Reuters states that the CME letter caused the CFTC to temporarily shut down its independent research program.  It just so happens that this research program was producing critical academic evidence about abusive HFT activity.  In our blog from March 8th, we wrote:

Two of the best pieces of research on high frequency trading that we have read recently are Andrei Kirilenko’s  “The Trading Profits of High Frequency Traders”    and Adam Clark-Joseph’s ”Exploratory Trading” .  These two pieces of research are special because they use actual transaction level data from the CME and traced back to the original source of the trade.  Most of the rest of the HFT research reports out there rely on a sample set of data usually supplied by an exchange.

Was information really leaking from this program or is the CME just afraid that regulators are getting closer to figuring out that some of their largest clients could be manipulating the market?  According to Andrei Kirilenko, information was not leaking.  He told Reuters:

“I worked hard to ensure that this economic analysis was conducted in accordance with practices and procedures to ensure confidentiality of the data.  Analysis which was made available to the public was released in accordance with a process and in a form that was appropriate for the general public.”
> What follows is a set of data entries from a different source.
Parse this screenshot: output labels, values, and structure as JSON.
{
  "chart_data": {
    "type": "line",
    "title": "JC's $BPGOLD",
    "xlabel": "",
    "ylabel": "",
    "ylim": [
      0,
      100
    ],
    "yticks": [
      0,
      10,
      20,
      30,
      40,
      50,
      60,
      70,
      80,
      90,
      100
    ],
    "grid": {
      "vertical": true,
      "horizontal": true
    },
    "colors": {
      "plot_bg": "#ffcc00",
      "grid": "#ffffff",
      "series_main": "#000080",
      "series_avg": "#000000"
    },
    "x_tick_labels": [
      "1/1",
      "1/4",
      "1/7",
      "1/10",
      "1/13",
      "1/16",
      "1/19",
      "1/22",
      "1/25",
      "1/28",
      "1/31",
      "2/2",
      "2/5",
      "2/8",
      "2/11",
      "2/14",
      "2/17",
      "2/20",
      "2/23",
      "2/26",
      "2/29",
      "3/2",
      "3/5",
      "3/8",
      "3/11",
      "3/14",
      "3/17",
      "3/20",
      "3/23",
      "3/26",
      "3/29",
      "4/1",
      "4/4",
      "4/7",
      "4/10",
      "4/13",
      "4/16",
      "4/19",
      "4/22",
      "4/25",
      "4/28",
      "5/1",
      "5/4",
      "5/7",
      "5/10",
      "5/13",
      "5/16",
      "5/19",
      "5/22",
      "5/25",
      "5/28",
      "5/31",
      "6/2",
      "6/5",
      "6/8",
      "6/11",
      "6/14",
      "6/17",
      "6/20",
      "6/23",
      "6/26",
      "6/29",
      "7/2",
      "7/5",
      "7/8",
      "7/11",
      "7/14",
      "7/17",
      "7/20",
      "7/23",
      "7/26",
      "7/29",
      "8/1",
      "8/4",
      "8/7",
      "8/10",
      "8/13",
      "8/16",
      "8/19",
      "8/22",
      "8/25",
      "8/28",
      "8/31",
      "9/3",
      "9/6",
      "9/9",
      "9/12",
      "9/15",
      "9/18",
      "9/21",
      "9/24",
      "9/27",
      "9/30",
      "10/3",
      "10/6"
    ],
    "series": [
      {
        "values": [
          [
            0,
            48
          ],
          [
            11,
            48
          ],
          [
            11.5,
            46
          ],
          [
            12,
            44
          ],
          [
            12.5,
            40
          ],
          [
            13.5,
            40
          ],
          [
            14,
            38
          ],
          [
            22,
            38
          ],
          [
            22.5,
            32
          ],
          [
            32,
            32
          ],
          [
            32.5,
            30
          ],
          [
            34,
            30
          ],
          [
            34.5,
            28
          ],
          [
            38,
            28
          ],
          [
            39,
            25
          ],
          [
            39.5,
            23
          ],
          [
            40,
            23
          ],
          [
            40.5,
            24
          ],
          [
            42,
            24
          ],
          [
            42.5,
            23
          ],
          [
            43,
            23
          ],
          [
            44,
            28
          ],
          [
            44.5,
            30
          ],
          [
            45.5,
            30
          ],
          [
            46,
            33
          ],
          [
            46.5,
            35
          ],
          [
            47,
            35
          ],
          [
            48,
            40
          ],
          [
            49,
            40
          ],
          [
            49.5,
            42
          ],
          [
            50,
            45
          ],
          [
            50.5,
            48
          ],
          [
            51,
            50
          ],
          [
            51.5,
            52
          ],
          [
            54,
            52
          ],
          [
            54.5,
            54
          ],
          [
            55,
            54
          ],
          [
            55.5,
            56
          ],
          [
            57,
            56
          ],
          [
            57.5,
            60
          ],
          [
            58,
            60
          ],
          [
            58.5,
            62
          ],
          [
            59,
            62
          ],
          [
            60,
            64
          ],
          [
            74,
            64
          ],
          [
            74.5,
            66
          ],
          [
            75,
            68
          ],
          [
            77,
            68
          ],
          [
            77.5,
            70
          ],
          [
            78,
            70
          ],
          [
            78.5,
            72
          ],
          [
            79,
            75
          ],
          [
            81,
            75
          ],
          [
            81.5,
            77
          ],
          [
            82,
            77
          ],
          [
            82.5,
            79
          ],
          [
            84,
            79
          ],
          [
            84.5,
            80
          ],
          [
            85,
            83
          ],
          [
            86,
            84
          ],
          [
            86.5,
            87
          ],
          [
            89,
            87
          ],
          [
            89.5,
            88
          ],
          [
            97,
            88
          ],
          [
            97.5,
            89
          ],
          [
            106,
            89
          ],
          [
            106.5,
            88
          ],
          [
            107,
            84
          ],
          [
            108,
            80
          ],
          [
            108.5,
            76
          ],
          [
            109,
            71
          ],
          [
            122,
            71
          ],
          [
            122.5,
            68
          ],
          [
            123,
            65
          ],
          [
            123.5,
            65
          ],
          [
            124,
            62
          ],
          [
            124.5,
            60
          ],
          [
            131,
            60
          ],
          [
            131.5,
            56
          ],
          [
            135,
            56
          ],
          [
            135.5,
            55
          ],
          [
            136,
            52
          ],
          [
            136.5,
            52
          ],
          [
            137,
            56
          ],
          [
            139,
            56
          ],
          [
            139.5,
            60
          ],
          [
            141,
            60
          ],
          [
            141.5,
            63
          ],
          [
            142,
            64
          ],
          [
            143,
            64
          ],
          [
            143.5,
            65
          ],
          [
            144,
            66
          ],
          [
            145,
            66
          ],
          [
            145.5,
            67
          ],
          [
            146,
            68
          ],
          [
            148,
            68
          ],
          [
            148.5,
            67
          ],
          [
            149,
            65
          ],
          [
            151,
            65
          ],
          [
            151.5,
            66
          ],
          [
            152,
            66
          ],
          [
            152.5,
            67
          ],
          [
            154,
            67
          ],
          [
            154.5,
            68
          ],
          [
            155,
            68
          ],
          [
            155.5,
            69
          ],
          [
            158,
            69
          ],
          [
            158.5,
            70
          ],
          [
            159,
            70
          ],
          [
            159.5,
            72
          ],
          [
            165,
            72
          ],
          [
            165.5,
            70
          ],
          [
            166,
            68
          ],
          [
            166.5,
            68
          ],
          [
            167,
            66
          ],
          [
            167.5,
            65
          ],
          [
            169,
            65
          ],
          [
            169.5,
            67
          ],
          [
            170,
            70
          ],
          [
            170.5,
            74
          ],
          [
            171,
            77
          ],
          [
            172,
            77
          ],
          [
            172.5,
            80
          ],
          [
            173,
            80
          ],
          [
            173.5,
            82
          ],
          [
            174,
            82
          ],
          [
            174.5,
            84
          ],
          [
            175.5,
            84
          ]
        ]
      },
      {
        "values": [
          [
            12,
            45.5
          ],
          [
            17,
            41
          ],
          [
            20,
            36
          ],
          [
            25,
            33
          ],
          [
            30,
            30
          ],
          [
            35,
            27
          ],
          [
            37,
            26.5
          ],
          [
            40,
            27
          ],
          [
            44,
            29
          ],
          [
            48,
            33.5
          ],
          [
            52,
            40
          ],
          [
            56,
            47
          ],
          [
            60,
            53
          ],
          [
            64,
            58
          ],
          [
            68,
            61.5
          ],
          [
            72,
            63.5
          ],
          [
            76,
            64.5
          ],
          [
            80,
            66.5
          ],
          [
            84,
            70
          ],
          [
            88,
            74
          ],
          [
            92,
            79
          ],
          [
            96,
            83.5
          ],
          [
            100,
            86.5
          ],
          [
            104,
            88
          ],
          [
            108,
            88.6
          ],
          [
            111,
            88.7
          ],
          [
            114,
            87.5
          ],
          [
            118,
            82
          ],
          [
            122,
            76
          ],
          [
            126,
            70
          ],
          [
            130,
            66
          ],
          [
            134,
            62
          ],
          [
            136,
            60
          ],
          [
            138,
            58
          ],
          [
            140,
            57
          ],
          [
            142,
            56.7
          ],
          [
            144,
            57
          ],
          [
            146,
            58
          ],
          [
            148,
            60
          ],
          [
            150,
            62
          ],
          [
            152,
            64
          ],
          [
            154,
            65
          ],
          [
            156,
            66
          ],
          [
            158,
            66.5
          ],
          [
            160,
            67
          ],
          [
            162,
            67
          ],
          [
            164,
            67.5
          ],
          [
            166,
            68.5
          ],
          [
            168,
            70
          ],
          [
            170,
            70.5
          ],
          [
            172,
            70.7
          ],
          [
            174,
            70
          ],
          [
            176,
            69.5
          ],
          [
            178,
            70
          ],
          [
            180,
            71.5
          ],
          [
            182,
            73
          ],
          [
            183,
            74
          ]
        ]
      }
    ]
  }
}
It doesn’t sound like any information was leaked.  We read and reviewed the reports in question and no information about client identities was revealed.  Clients were bunched into categories but not named.  So, what is the CME afraid of?  Are they afraid that if more research is done that it might expose nefarious trading practices from some of their highest volume clients?  Shouldn’t an exchange encourage this type of research in order to make sure the public is being treated fairly?  Sure sounds like another conflict of interest has emerged at a for profit exchange.